Bob a garé le pickup up sur une congère. A cette époque de l’année, il n’y a guère que des camions de bois pour descendre la piste jusqu’à la scierie et les chauffeurs ne rigolent pas. C’est au troisième voyage qu’ils commencent à faire du fric, et pour en faire quatre, il ne faut pas trainer. Pour prendre ces pistes, il faut être équipé d’une radio sur laquelle les routiers s’annoncent à chaque kilomètre : « kilometer two, down » ça veut dire que dans trois minutes un trente tonne va débouler, qu’il lui faut cent mètre pour s’arrêter et que la route n’est pas large. On est prévenu.

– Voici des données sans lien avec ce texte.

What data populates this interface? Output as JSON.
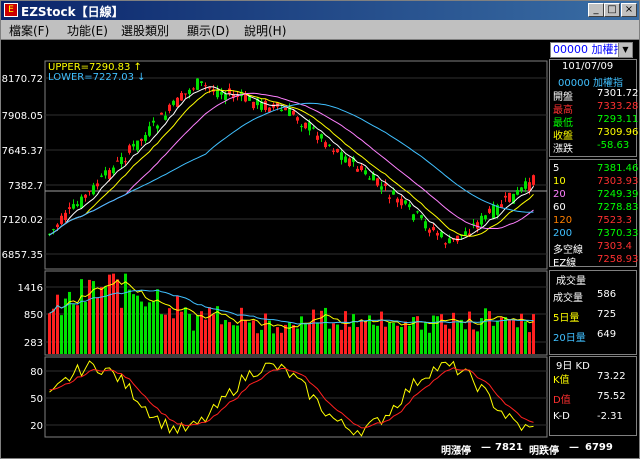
{
  "window": {
    "title": "EZStock【日線】"
  },
  "menu": [
    "檔案(F)",
    "功能(E)",
    "選股類別",
    "顯示(D)",
    "說明(H)"
  ],
  "symbol_select": "00000 加權指",
  "chart_data": [
    {
      "type": "candlestick",
      "name": "price",
      "yticks": [
        "8170.72",
        "7908.05",
        "7645.37",
        "7382.7",
        "7120.02",
        "6857.35"
      ],
      "ytick_values": [
        8170.72,
        7908.05,
        7645.37,
        7382.7,
        7120.02,
        6857.35
      ],
      "annotations": {
        "upper": "UPPER=7290.83 ↑",
        "lower": "LOWER=7227.03 ↓"
      }
    },
    {
      "type": "bar",
      "name": "volume",
      "yticks": [
        "1416",
        "850",
        "283"
      ],
      "ytick_values": [
        1416,
        850,
        283
      ]
    },
    {
      "type": "line",
      "name": "KD",
      "yticks": [
        "80",
        "50",
        "20"
      ],
      "ytick_values": [
        80,
        50,
        20
      ]
    }
  ],
  "info": {
    "date": "101/07/09",
    "symbol": "00000 加權指",
    "rows": [
      {
        "label": "開盤",
        "value": "7301.72",
        "lcolor": "#ffffff",
        "vcolor": "#ffffff"
      },
      {
        "label": "最高",
        "value": "7333.28",
        "lcolor": "#ff3030",
        "vcolor": "#ff3030"
      },
      {
        "label": "最低",
        "value": "7293.11",
        "lcolor": "#00ff00",
        "vcolor": "#00ff00"
      },
      {
        "label": "收盤",
        "value": "7309.96",
        "lcolor": "#ffff00",
        "vcolor": "#ffff00"
      },
      {
        "label": "漲跌",
        "value": "-58.63",
        "lcolor": "#ffffff",
        "vcolor": "#00ff00"
      }
    ]
  },
  "ma": [
    {
      "label": "5",
      "value": "7381.46",
      "lcolor": "#ffffff",
      "vcolor": "#00ff00"
    },
    {
      "label": "10",
      "value": "7303.93",
      "lcolor": "#ffff00",
      "vcolor": "#ff3030"
    },
    {
      "label": "20",
      "value": "7249.39",
      "lcolor": "#ff80ff",
      "vcolor": "#00ff00"
    },
    {
      "label": "60",
      "value": "7278.83",
      "lcolor": "#ffffff",
      "vcolor": "#00ff00"
    },
    {
      "label": "120",
      "value": "7523.3",
      "lcolor": "#ff8000",
      "vcolor": "#ff3030"
    },
    {
      "label": "200",
      "value": "7370.33",
      "lcolor": "#40c0ff",
      "vcolor": "#00ff00"
    },
    {
      "label": "多空線",
      "value": "7303.4",
      "lcolor": "#ffffff",
      "vcolor": "#ff3030"
    },
    {
      "label": "EZ線",
      "value": "7258.93",
      "lcolor": "#ffffff",
      "vcolor": "#ff3030"
    }
  ],
  "volume": {
    "title": "成交量",
    "rows": [
      {
        "label": "成交量",
        "value": "586",
        "lcolor": "#ffffff",
        "vcolor": "#ffffff"
      },
      {
        "label": "5日量",
        "value": "725",
        "lcolor": "#ffff00",
        "vcolor": "#ffffff"
      },
      {
        "label": "20日量",
        "value": "649",
        "lcolor": "#40c0ff",
        "vcolor": "#ffffff"
      }
    ]
  },
  "kd": {
    "title": "9日 KD",
    "rows": [
      {
        "label": "K值",
        "value": "73.22",
        "lcolor": "#ffff00",
        "vcolor": "#ffffff"
      },
      {
        "label": "D值",
        "value": "75.52",
        "lcolor": "#ff3030",
        "vcolor": "#ffffff"
      },
      {
        "label": "K-D",
        "value": "-2.31",
        "lcolor": "#ffffff",
        "vcolor": "#ffffff"
      }
    ]
  },
  "status": {
    "limit_up_label": "明漲停",
    "limit_up": "7821",
    "limit_down_label": "明跌停",
    "limit_down": "6799"
  }
}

Il faut marcher une centaine de mètres pour rejoindre le milieu du lac, avec de la neige jusqu’aux genoux. Je porte ma canne à pêche et un sac à dos, Bob ressemble à un guerrier de SF dans une de ces histoires d’apocalypse, hérissé d’outils divers, une hache, une pelle, une tarière qui sert à percer un trou dans la glace. Il porte une cagoule et ses bottes de neige laissent des traces improbables. La première tâche, quand on arrive sur le lac, c’est de construire un feu. .. Ensuite, on ouvre un pack de bière.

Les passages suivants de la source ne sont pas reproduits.